Tuesday, February 06, 2007

Molecular hopeful monsters?

When I took evolutionary theory as an undergraduate one of the concepts we learned about was that of of a hopeful monster-a radically new form of an organism arising, say by mutation. The hopeful part refers to the idea that these abruptly produced form might be adaptive in it's environment. The prevailing thought today is that this sort of leap probably doesn't happen at least not in the way envisioned by it's proponents.

A recent paper by Joanna Masel in Genetics 172:1985-1991(2006) takes a fresh look at the hopeful monster issue in terms of a model of two types of mutations that she calls "Hopeful monster" mutations and conversely "hopeless monster" mutations. Her use of these terms is crucially different than other uses because they refer to the fitnesses of the mutations rather than to a large phenotypic change. A "hopeful monster" mutation has reduced fitness in most environments but only slightly reduced fitness and may be adaptive in certain rare circumstances if the environment changes. "Hopeless monster" mutations have greatly reduced fitness in all environments.

Most of the time, both types of mutations ought to decrease in frequency relative to the alleles with the highest fitness in a particular environment. But what about when the population is subject to reduced selection for a time? Various authors cited by Masel have speculated that this sort of reduced selection, or as she terms it "shielding" may lead to a build up of potentially adaptive combinations of mutations when the environment changes and the mutations then become subject to natural selection. But she notes that this idea is controversial; After all if a population is adapted to it's environment then it is unlikely that a mutation will arise that will make it more adaptive.

From the point of view of her model, both sorts of mutations may accumulate when selection is muted or "shielded" but possibly adaptive combinations of "hopeful monster" mutations might be swamped by the fitness effects of hopeless monster mutations.

Masel investigates a simple model of a haploid population and she makes a number of simplifications to make the mathematics tractable, a very common strategy in population genetics. Indeed rather than being just two classes of mutations based on fitness effects it is more likely that there is a broader range of fitness distributions. She also assumes that the shielding or 'hiding' parameter S2 is constant across all mutants. So for instance in terms of selective coefficients, the fitness of a "hopeful monster" allele would be 1-S1*S2 where S1 is a small selection coefficient. For a hopeless monster allele a corresponding fitness would be 1-S2 since she makes the simplifying assumption that when these alleles are lethal. This may seem confusing but if the hopeless monster mutant is lethal then its corresponding selective coefficient when S2 is one is itself 1.0.
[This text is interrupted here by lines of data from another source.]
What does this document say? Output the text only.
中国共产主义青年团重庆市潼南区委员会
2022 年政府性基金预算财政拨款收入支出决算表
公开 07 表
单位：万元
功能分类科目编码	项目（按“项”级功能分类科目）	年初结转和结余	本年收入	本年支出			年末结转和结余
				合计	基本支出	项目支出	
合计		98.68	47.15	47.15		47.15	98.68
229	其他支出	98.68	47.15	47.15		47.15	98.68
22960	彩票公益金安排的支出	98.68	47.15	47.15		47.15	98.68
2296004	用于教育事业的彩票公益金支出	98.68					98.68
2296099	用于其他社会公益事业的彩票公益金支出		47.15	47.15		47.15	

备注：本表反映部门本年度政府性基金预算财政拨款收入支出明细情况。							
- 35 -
Another assumption she makes and one I wonder about is an assumption that environmental change is rare relative to the time scale of genetic drift, something that may not be true for very large populations. However this seems a conservative assumption since large populations are exactly the sort of populations where her model ought to work best, if it is going to work at all.

Her simplified model yields some interesting results. First of all her results suggest a Goldilocks effect with respect to when selection is weakened (S2 <>> 1/U. Again this makes some sort of sense, if most mutations that arise are of the hopeless monster sort, then it should difficult for potentially adaptive mutations to be maintained as part of the variation when selection is weakened.

What is really interesting is that the amount of potentially adaptive cryptic genetic variation that accumulates when selection is shielded is increased as deleterious mutations accumulate when selection is weak. This affect is enhanced, according to her model, for adaptations that might require particular combinations of mutations. She claims this is relevant to theoretical attempts to estimate the rate at which adaptive combinations of mutants might arise, which she sees as significantly underestimating this rate because the do not account for the enrichment of "cryptic" genetic variation when selection is relaxed.

She then discusses some situations where her model's concepts might apply. For instance yeasts have a prion called PSI+ that when it appears, clumps the non prion protein Sup35, depleting this protein. Sup35 is a termination factor for translation so the effect of removing this protein is to cause the ribosome to increase the rate at which it reads through the normal termination site, exposing cryptic variation presumably in the normally untranslated trailer region of the RNA.

It seems to me that good experimental systems might involve domestication especially in animals where domestication often seems to lead to relaxed selection on certain aspects of the phenotype. Presumably the affects of relaxed selection could be investigated in yeast or bacterial systems to mimic the effects of domestication. Her model is also relevant to the concept of preadaptation to which the term exaptation is applied today. She notes that the sort of cryptic variation she discusses can be "coopted" in the same way that a trait adapted for one function is often adapted for another function. Indeed she seems to be arguing for a use of the word preadaptation for populations in which the sort of enrichment of cryptic variation she postulates has taken place.

She also sees her work as relevant to an important theoretical question namely whether or evolvability itself can evolve. In other words perhaps mechanisms that allow populations to tap into hidden variation or otherwise evolve more rapidly might themselves might evolve. Personally I have been skeptical of this sort of thing, but maybe it is worth another look.